Roger Planchon à propos de Par-dessus bord de Michel Vinaver
Notice
Entretien de Roger Planchon à propos de Par-dessus bord de Michel Vinaver, avec deux extraits de la pièce (1973).
Éclairage
Après avoir monté Les Coréens, au Théâtre de la Comédie (1956), Roger Planchon monte Par-dessus bord au TNP en mars 1973. Cette pièce monstre de Michel Vinaver, comptant soixante personnages, vingt-cinq lieux, des intermèdes dansés et des morceaux de jazz, six mouvements d'une durée de sept heures, est présentée dans une version abrégée par Planchon, avec dans l'un des rôles principaux, André Dussollier. Il faut attendre 1983 pour voir une version intégrale de la pièce dans une mise en scène de Charles Joris au Théâtre Populaire Romand (La Chaux-de-Fonds, Suisse) et surtout 2008 pour la mise en scène de Christian Schiaretti, successeur de Roger Planchon à la direction du TNP de Villeurbanne.
Né en 1927, Michel Vinaver est dramaturge, romancier, critique et metteur en scène. Il commence à écrire dans les années cinquante et ses textes sont très vite mis en scène comme l'atteste la création des Coréens d'abord par Roger Planchon, puis par Jean-Marie Serreau (1957, au Théâtre de l'Alliance française). En 2009, il entre au répertoire de la Comédie-Française, en co-signant la mise en scène avec Gilone Brun de son texte L'Ordinaire. Cette pièce revient sur le drame de la Cordillère des Andes qui eu lieu en 1972 lorsqu'un avion s'écrasa dans les montagnes et que pour survivre, les quelques occupants encore en vie durent se nourrir des restes humains des victimes, avant d'être retrouvés 72 jours plus tard. En reprenant un fait divers inscrit dans les mémoires collectives, Vinaver propose une réflexion sur le comportement humain, entre civilisation et sauvagerie. Avec cette pièce, il devient également l'un des rares auteurs à entrer de son vivant au répertoire de cette maison, aux côtés de Marie N'Diaye ou de Valère Novarina.

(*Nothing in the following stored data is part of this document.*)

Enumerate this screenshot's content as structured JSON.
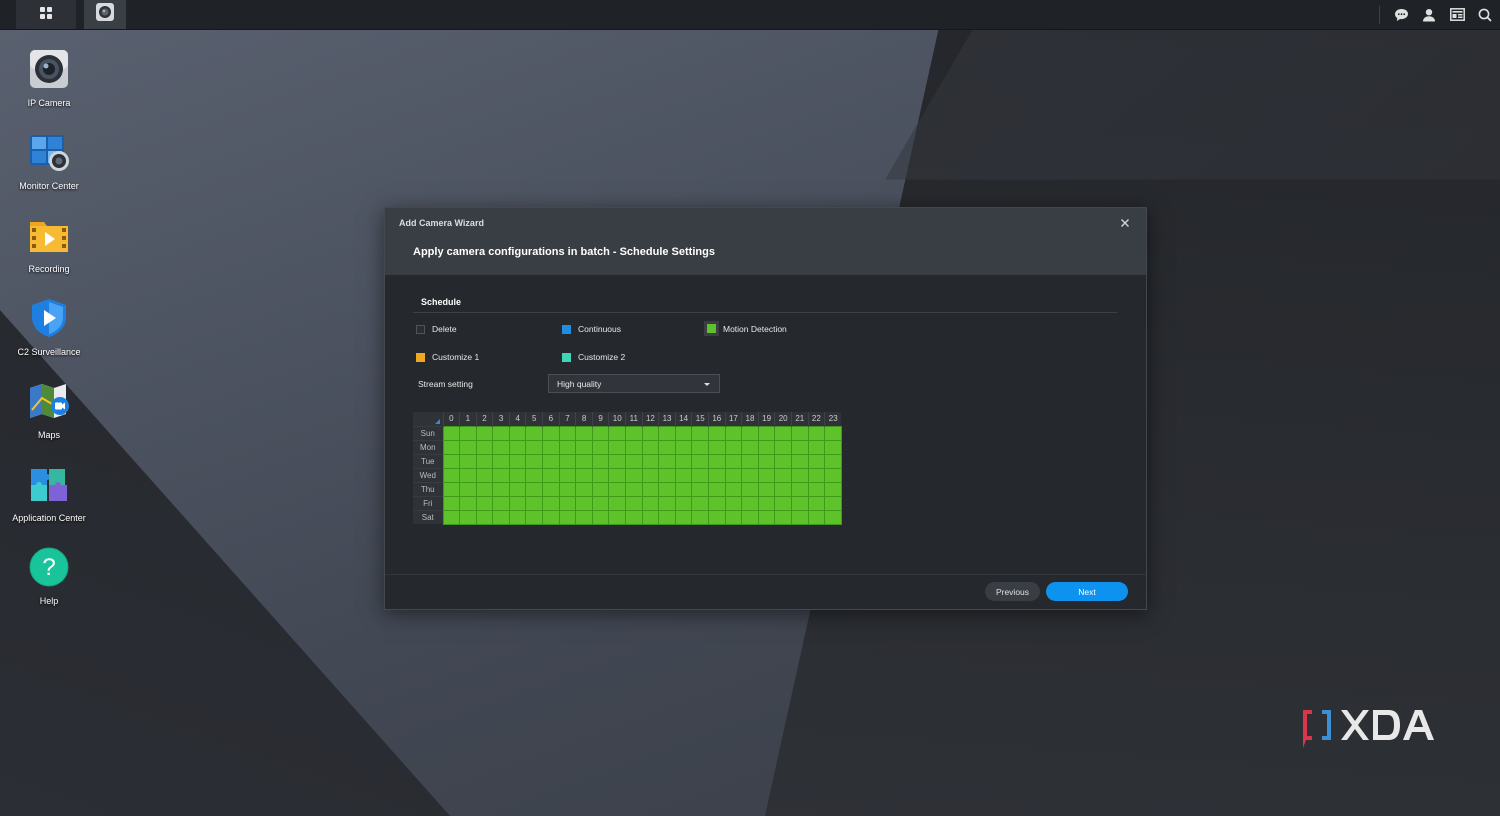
{
  "taskbar": {
    "main_menu_icon": "grid-icon",
    "active_app_icon": "ip-camera-icon",
    "right_icons": [
      "chat-icon",
      "user-icon",
      "widgets-icon",
      "search-icon"
    ]
  },
  "desktop": {
    "icons": [
      {
        "label": "IP Camera",
        "icon": "ip-camera-icon"
      },
      {
        "label": "Monitor Center",
        "icon": "monitor-center-icon"
      },
      {
        "label": "Recording",
        "icon": "recording-icon"
      },
      {
        "label": "C2 Surveillance",
        "icon": "c2-surveillance-icon"
      },
      {
        "label": "Maps",
        "icon": "maps-icon"
      },
      {
        "label": "Application Center",
        "icon": "application-center-icon"
      },
      {
        "label": "Help",
        "icon": "help-icon"
      }
    ]
  },
  "dialog": {
    "window_title": "Add Camera Wizard",
    "heading": "Apply camera configurations in batch - Schedule Settings",
    "section_title": "Schedule",
    "legend": {
      "delete": {
        "label": "Delete",
        "color": "#2a2d31"
      },
      "continuous": {
        "label": "Continuous",
        "color": "#1e8fe0"
      },
      "motion": {
        "label": "Motion Detection",
        "color": "#5ec22a"
      },
      "customize1": {
        "label": "Customize 1",
        "color": "#f0a820"
      },
      "customize2": {
        "label": "Customize 2",
        "color": "#3fd6b8"
      }
    },
    "stream_setting": {
      "label": "Stream setting",
      "value": "High quality"
    },
    "schedule": {
      "hours": [
        "0",
        "1",
        "2",
        "3",
        "4",
        "5",
        "6",
        "7",
        "8",
        "9",
        "10",
        "11",
        "12",
        "13",
        "14",
        "15",
        "16",
        "17",
        "18",
        "19",
        "20",
        "21",
        "22",
        "23"
      ],
      "days": [
        "Sun",
        "Mon",
        "Tue",
        "Wed",
        "Thu",
        "Fri",
        "Sat"
      ],
      "all_cells_mode": "Motion Detection"
    },
    "buttons": {
      "previous": "Previous",
      "next": "Next"
    }
  },
  "watermark": {
    "text": "XDA"
  }
}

En outre, son parcours apparaît atypique puisqu'il est lié pendant plusieurs années au monde de l'entreprise. Entré comme stagiaire chez Gillette en 1953, puis nommé chef du service administratif, il devient PDG de la branche italienne et française entre 1964 et 1966. Il quitte définitivement l'entreprise en 1982 pour entamer une carrière de professeur. Il enseigne à l'Université de la Sorbonne Nouvelle et à Paris 8. En 2005, il se lance dans la mise en scène.
Ce monde de l'entreprise qu'il côtoie quotidiennement pendant des années lui fournit la matière première de nombre de ses pièces dont Par-dessus bord. Cette pièce montre la mise en place de la mécanique capitaliste dans la société occidentale des années soixante. Pour développer son propos, Vinaver s'appuie sur l'étude d'une petite entreprise française, spécialisée dans le papier hygiénique, la maison Ravoire et Dehaze. Confrontée à la concurrence américaine, l'entreprise familiale traditionnelle fait le choix, in fine, de la transformation ultime en multinationale américaine, après avoir jeté par-dessus bord personnels et valeurs fondatrices. A travers cette épopée du capitalisme, Vinaver propose un envers de Mai 68 et analyse le passage à l'ère du marketing, la consolidation de la société de consommation, propre à notre monde moderne. Comme souvent, l'auteur mêle petite et grande histoire à travers le regard de gens ordinaires. Beaucoup de commentateur ont d'ailleurs fait appel à Shakespeare (pour le tragique), Aristophane (pour la farce) et Tchekhov (pour le drame intime) pour évoquer l'écriture du dramaturge et l'enchevêtrement des genres. Ainsi, si le théâtre de Vinaver ne peut être qualifié de politique et encore moins d'engagé, il pose toutefois un regard critique, toujours vigilant, sur son temps.